I recently played Super Meat Boy on XBox Live. It is a really fun game, and it manages innovation in a genre that I would have thought had passed innovation by decades ago. It's an impressive feat, and very much worth some attention.
Super Meat Boy is a 2-D platformer. Like all other successful indie games. Ninety percent of all indie games have to be 2-D platformers now, by federal law. Penalties for violation start at being forced to watch all of the Wandering Around In the Forest Being Emo scenes from Harry Potter and the Deathly Hallows and rapidly get worse from there.
The plot is simple, elemental, and timeless. You play Meat Boy, a small, sentient wad of bloody meat. Your girlfriend, Bandage Girl, has been kidnapped by the evil Dr. Fetus. You have to rescue her. You do so by moving left and right and jumping, hopefully evading all obstacles on your way to get to Bandage Girl. That's it. That's the game. It's a bloodier (MUCH bloodier) version of Donkey Kong, which itself came out about the time Napoleon was getting bogged down in Russia.
And yet, it is insanely fun and amazingly innovative. And the innovation comes from the developers' attempt to answer this simple question:
How do you make a computer game that is extremely hardcore and difficult but, at the same time, light and fun and not frustrating?
Tough problem. And they come up with a great solution. Super Meat Boy has two innovations that make it unique:
1. Short, short levels. No death penalty.
Super Meat Boy is a tough platformer, one of the toughest you will ever play. However, the levels are short. Very short. A lot of them can be completed in less than five seconds. Practically all of them can be done in less than thirty. For all regular gameplay, you don't have "lives". There is no long, annoying death animation. When you die, you are instantly back at the start of the level and able to play again. In other words, you come back to life so fast you will be playing again before you fully realize that you died.
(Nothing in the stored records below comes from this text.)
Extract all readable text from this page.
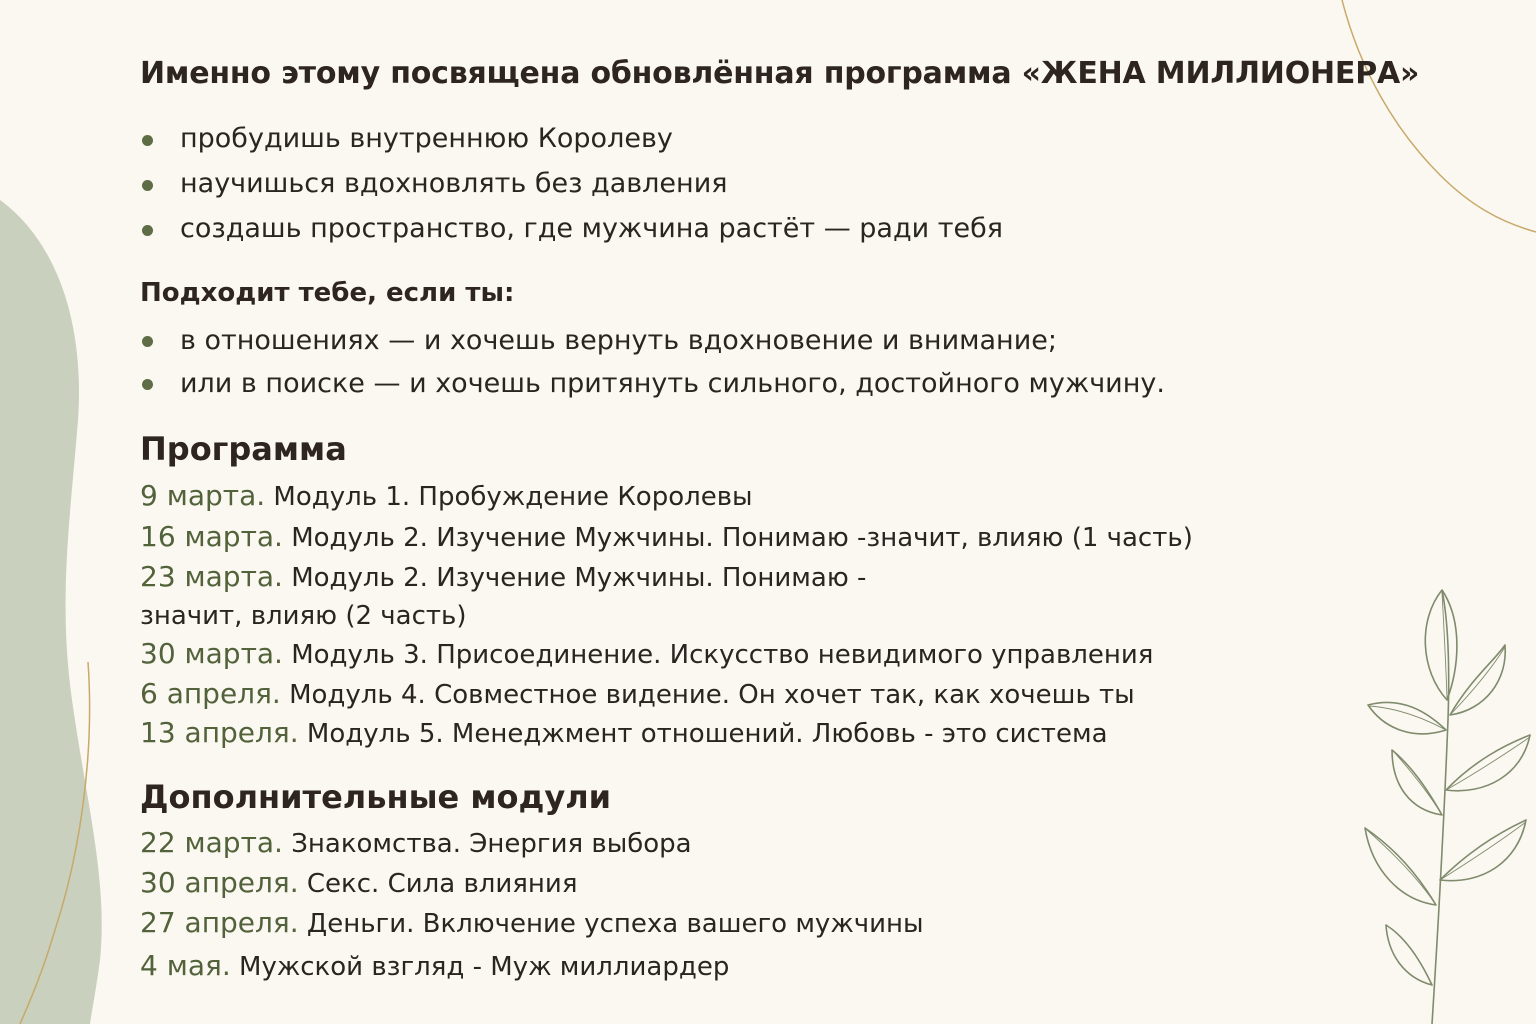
Именно этому посвящена обновлённая программа «ЖЕНА МИЛЛИОНЕРА»
пробудишь внутреннюю Королеву
научишься вдохновлять без давления
создашь пространство, где мужчина растёт — ради тебя
Подходит тебе, если ты:
в отношениях — и хочешь вернуть вдохновение и внимание;
или в поиске — и хочешь притянуть сильного, достойного мужчину.
Программа
9 марта. Модуль 1. Пробуждение Королевы
16 марта. Модуль 2. Изучение Мужчины. Понимаю -значит, влияю (1 часть)
23 марта. Модуль 2. Изучение Мужчины. Понимаю - значит, влияю (2 часть)
30 марта. Модуль 3. Присоединение. Искусство невидимого управления
6 апреля. Модуль 4. Совместное видение. Он хочет так, как хочешь ты
13 апреля. Модуль 5. Менеджмент отношений. Любовь - это система
Дополнительные модули
22 марта. Знакомства. Энергия выбора
30 апреля. Секс. Сила влияния
27 апреля. Деньги. Включение успеха вашего мужчины
4 мая. Мужской взгляд - Муж миллиардер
Super Meat Boy requires amazingly difficult jumps, dodges, maneuvers, etc. It can easily take fifty tries to finish a level. And yet, you will often have all of those deaths less than five seconds into a level. So fifty deaths sounds like a lot, but they take place in less that 250 seconds (four minutes or so), which is an entirely reasonable amount of time to spend completing a level.
And when, by some unholy combination of skill and luck, you reach that fifth minute and maneuver through a tough level, you feel like a gaming god.
2. The Awesome Replays
When you finish a level, you see a replay of your attempts. Sounds dull, yes? The difference here is that you see a replay of ALL your attempts, shown at once. You die fifty times before you win? Then the replay shows fifty-one Meat Boys running through the level simultaneously. Fifty of them die in explosions of gore, and one of them gets through. It looks really cool and funny, and you can save the replays and show them to your friends.
The really amazing thing about this feature is subtle but powerful. What the all-attempts replays mean is that every time you die you didn't just waste your time. You added one more Meat Boy to the final replay, making it look cooler. Die fifty times? Then the replay looks spectacular. You aren't just failing. You're creating a bit of video game art. This feature sometimes made me keep trying a level again and again even after my sore fingers begged me to stop, just because I knew that, when I won, the replay would be awesome.
Video game death as personal expression. How cool is that?
There's More
There's many levels in the game. Finish a level quickly enough and it unlocks a much more difficult "dark world" version of the level. Plus there are boss fights. Hidden characters. Secret bonus levels. It's one of the best examples I've ever seen of obsessed developers going the extra mile to add craftsmanship and polish to their labor of love. The controls are really tight. The cutscenes are hilarious. Seriously, play this game.
I am on the record as saying that indie game development is overrated from the perspective of innovation. There are plenty of indie developers making hackwork, genre pieces, and clones of more successful games, and EA has published plenty of innovative titles over the last few years. But this is definitely one game that argues for the specialness of indies, and it's definitely worth checking out.